I am Indian-American and a proud conservative Republican, and I immigrated to this country in search for better future. I still remember what my father used to tell us growing up. His was the simple advice – work hard, educate yourself and go to America as that is the only place where your full potential will be rewarded with success, where you will not need to break any laws to move ahead in life.
Immigration has become a hotly debated subject today. We cannot pass a day without watching someone debating immigration on one of the several news channels or President Trump tweeting about it. Today, the sense of boundless possibilities has been replaced with a sense of fear. Fear that immigrants who are arriving today will change the country forever, our way of life will be altered, and we will lose what our forefathers have achieved. I am writing this op-ed not to justify that fear or nullify it for that matter. I do not espouse of having an authority on immigration, nobody does. But I urge my fellow conservatives to demand that Congress work with the President to secure our borders and fix our many immigration problems.
Most common avenues for a person to come to America is either via family (chain) migration or the diversity system (green card lottery system) or via high skill H1B visa system. As per the Department of homeland Security, a total of 1.18 million people immigrated to the U.S. in 2016. Of these, 800,000 arrived via chain migration while only 137,000 arrived via Employment-based preferences and 49,000 via visa diversity program. Plainly speaking, our immigration system is broken. How else can we explain that it takes over 10 years for a highly skilled H1B-visa holder couple to get a green card but a person with no particular skill set can become a citizen in that time and even file for his/her extended family members to immigrate to USA.
How is it possible that Canada has a twenty-first century skill-based immigration system while we still have chain migration-heavy system? For year 2015, Canada had 270,000 immigrants out of which over 170,000 came via the Economic immigration program while only 65,000 came via family sponsorship – the complete opposite of what we are doing. We have international students in whom taxpayers invested time and treasure graduating from our world class land-grant universities, but with no expeditious pathway for them to become US citizens.
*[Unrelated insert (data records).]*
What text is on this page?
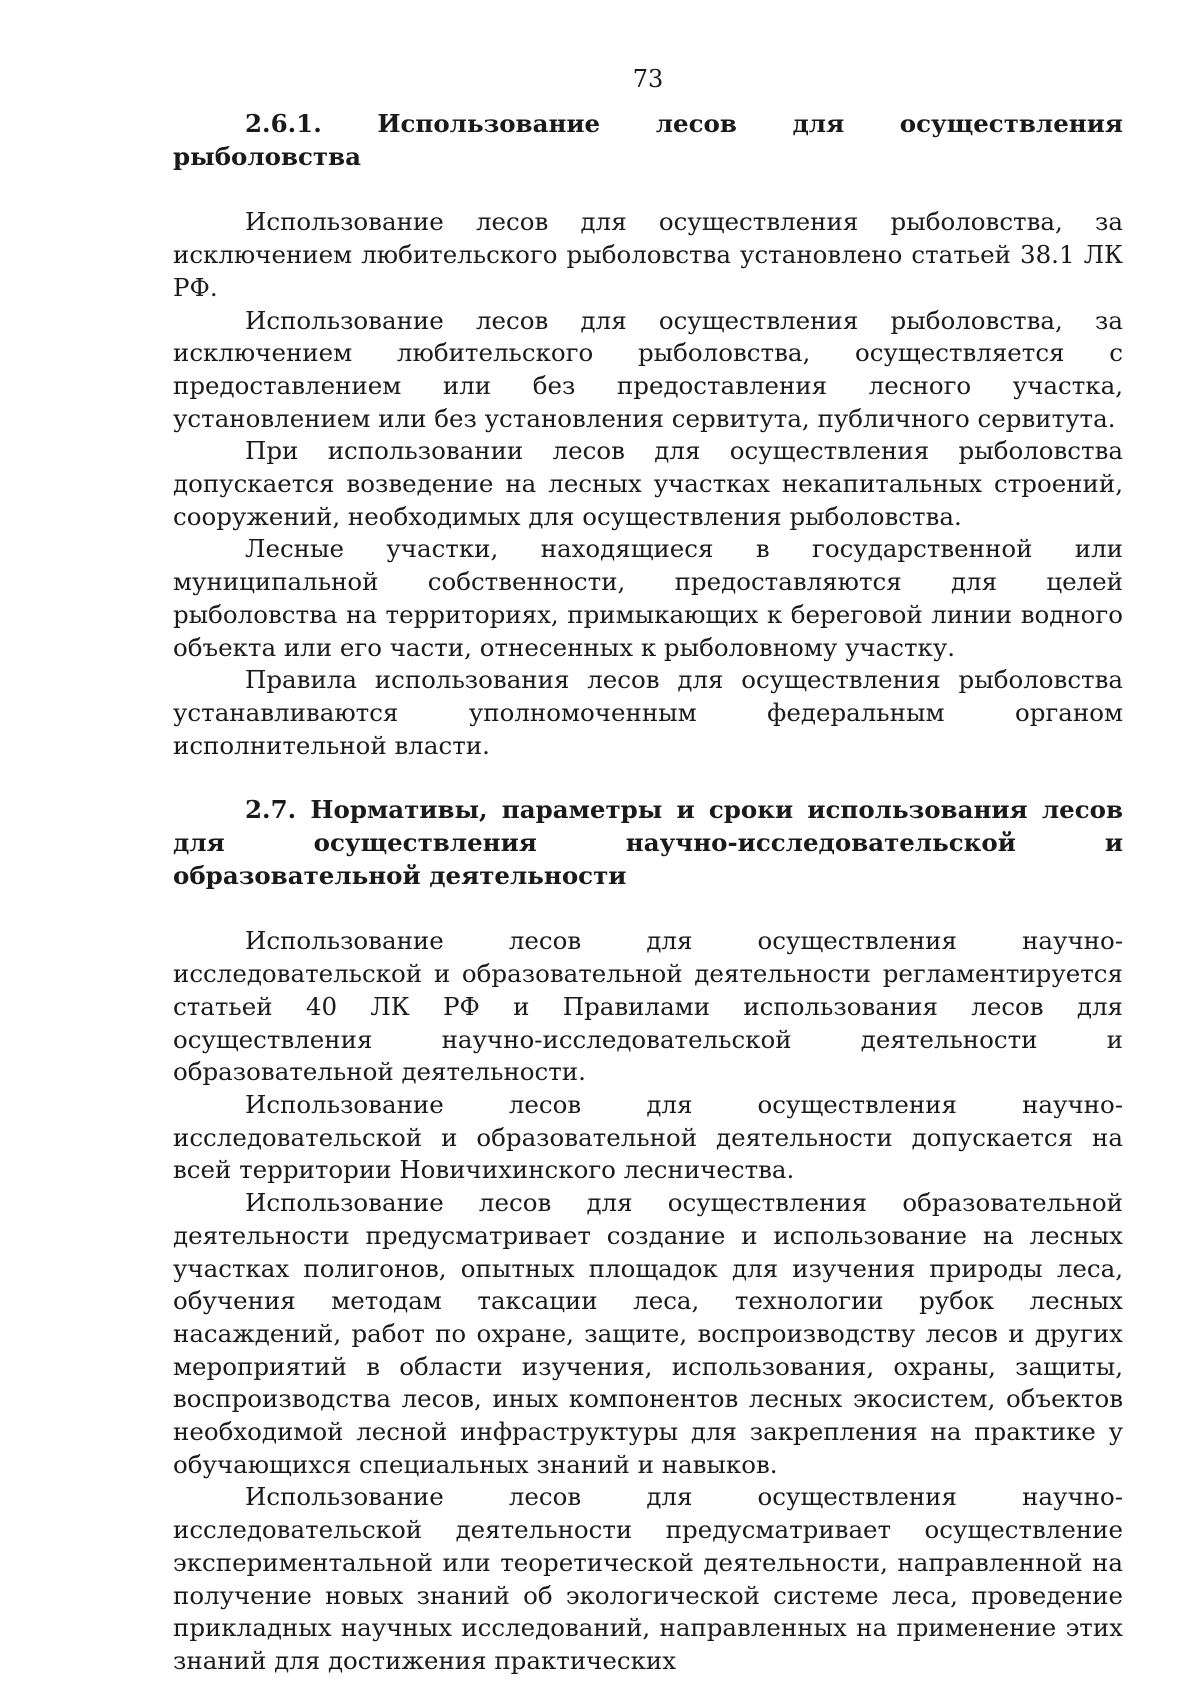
73

2.6.1. Использование лесов для осуществления рыболовства

Использование лесов для осуществления рыболовства, за исключением любительского рыболовства установлено статьей 38.1 ЛК РФ.

Использование лесов для осуществления рыболовства, за исключением любительского рыболовства, осуществляется с предоставлением или без предоставления лесного участка, установлением или без установления сервитута, публичного сервитута.

При использовании лесов для осуществления рыболовства допускается возведение на лесных участках некапитальных строений, сооружений, необходимых для осуществления рыболовства.

Лесные участки, находящиеся в государственной или муниципальной собственности, предоставляются для целей рыболовства на территориях, примыкающих к береговой линии водного объекта или его части, отнесенных к рыболовному участку.

Правила использования лесов для осуществления рыболовства устанавливаются уполномоченным федеральным органом исполнительной власти.

2.7. Нормативы, параметры и сроки использования лесов для осуществления научно-исследовательской и образовательной деятельности

Использование лесов для осуществления научно-исследовательской и образовательной деятельности регламентируется статьей 40 ЛК РФ и Правилами использования лесов для осуществления научно-исследовательской деятельности и образовательной деятельности.

Использование лесов для осуществления научно-исследовательской и образовательной деятельности допускается на всей территории Новичихинского лесничества.

Использование лесов для осуществления образовательной деятельности предусматривает создание и использование на лесных участках полигонов, опытных площадок для изучения природы леса, обучения методам таксации леса, технологии рубок лесных насаждений, работ по охране, защите, воспроизводству лесов и других мероприятий в области изучения, использования, охраны, защиты, воспроизводства лесов, иных компонентов лесных экосистем, объектов необходимой лесной инфраструктуры для закрепления на практике у обучающихся специальных знаний и навыков.

Использование лесов для осуществления научно-исследовательской деятельности предусматривает осуществление экспериментальной или теоретической деятельности, направленной на получение новых знаний об экологической системе леса, проведение прикладных научных исследований, направленных на применение этих знаний для достижения практических
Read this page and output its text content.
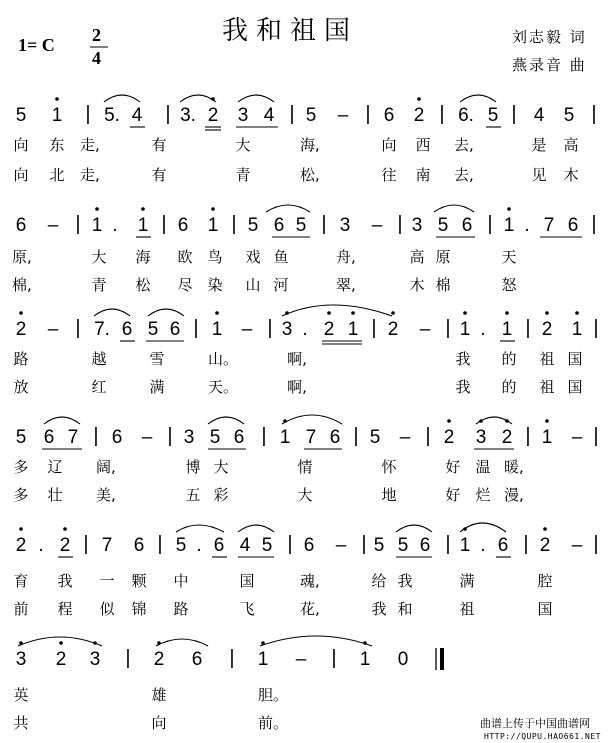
1= C 2
4
我和祖国	刘志毅 词
燕录音 曲
5 1 | 5. 4 | 3. 2 3 4 | 5 – | 6 2 | 6. 5 | 4 5 |
向 东 走,	有	大	海,	向 西 去,	是 高
向 北 走,	有	青	松,	往 南 去,	见 木
6 – | 1 . 1 | 6 1 | 5 6 5 | 3 – | 3 5 6 | 1 . 7 6 |
原,	大 海 欧 鸟 戏 鱼	舟,	高 原	天
棉,	青 松 尽 染 山 河	翠,	木 棉	怒
2 – | 7. 6 5 6 | 1 – | 3 . 2 1 | 2 – | 1 . 1 | 2 1 |
路	越	雪	山。	啊,	我 的 祖 国
放	红	满	天。	啊,	我 的 祖 国
5 6 7 | 6 – | 3 5 6 | 1 7 6 | 5 – | 2 3 2 | 1 – |
多 辽 阔,	博 大	情	怀	好 温 暖,
多 壮 美,	五 彩	大	地	好 烂 漫,
2 . 2 | 7 6 | 5 . 6 4 5 | 6 – | 5 5 6 | 1 . 6 | 2 – |
育 我 一 颗 中	国	魂,	给 我	满	腔
前 程 似 锦 路	飞	花,	我 和	祖	国
3 2 3 | 2 6 | 1 – | 1 0
英	雄	胆。
共	向	前。	曲谱上传于中国曲谱网
HTTP://QUPU.HAO661.NET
We will need to and should put our priorities in order. What was working 100 years ago will not work now. The current system does not fit the time we live in. We will have to compete with other nations to get the talented and skilled workers to immigrate to our country. We need skilled immigrants to come over here and reinvigorate us, to nourish their infantile ideas into full blown businesses here.
America is the land of immigrants with endless opportunity and vast resources. Since the days of Jamestown, immigrants have come over our shores in search of new opportunities, better life and freedom. We need to keep this flow of immigrants open but we must reform the flow, in order to attract more skilled people that contributes to the economy of our country.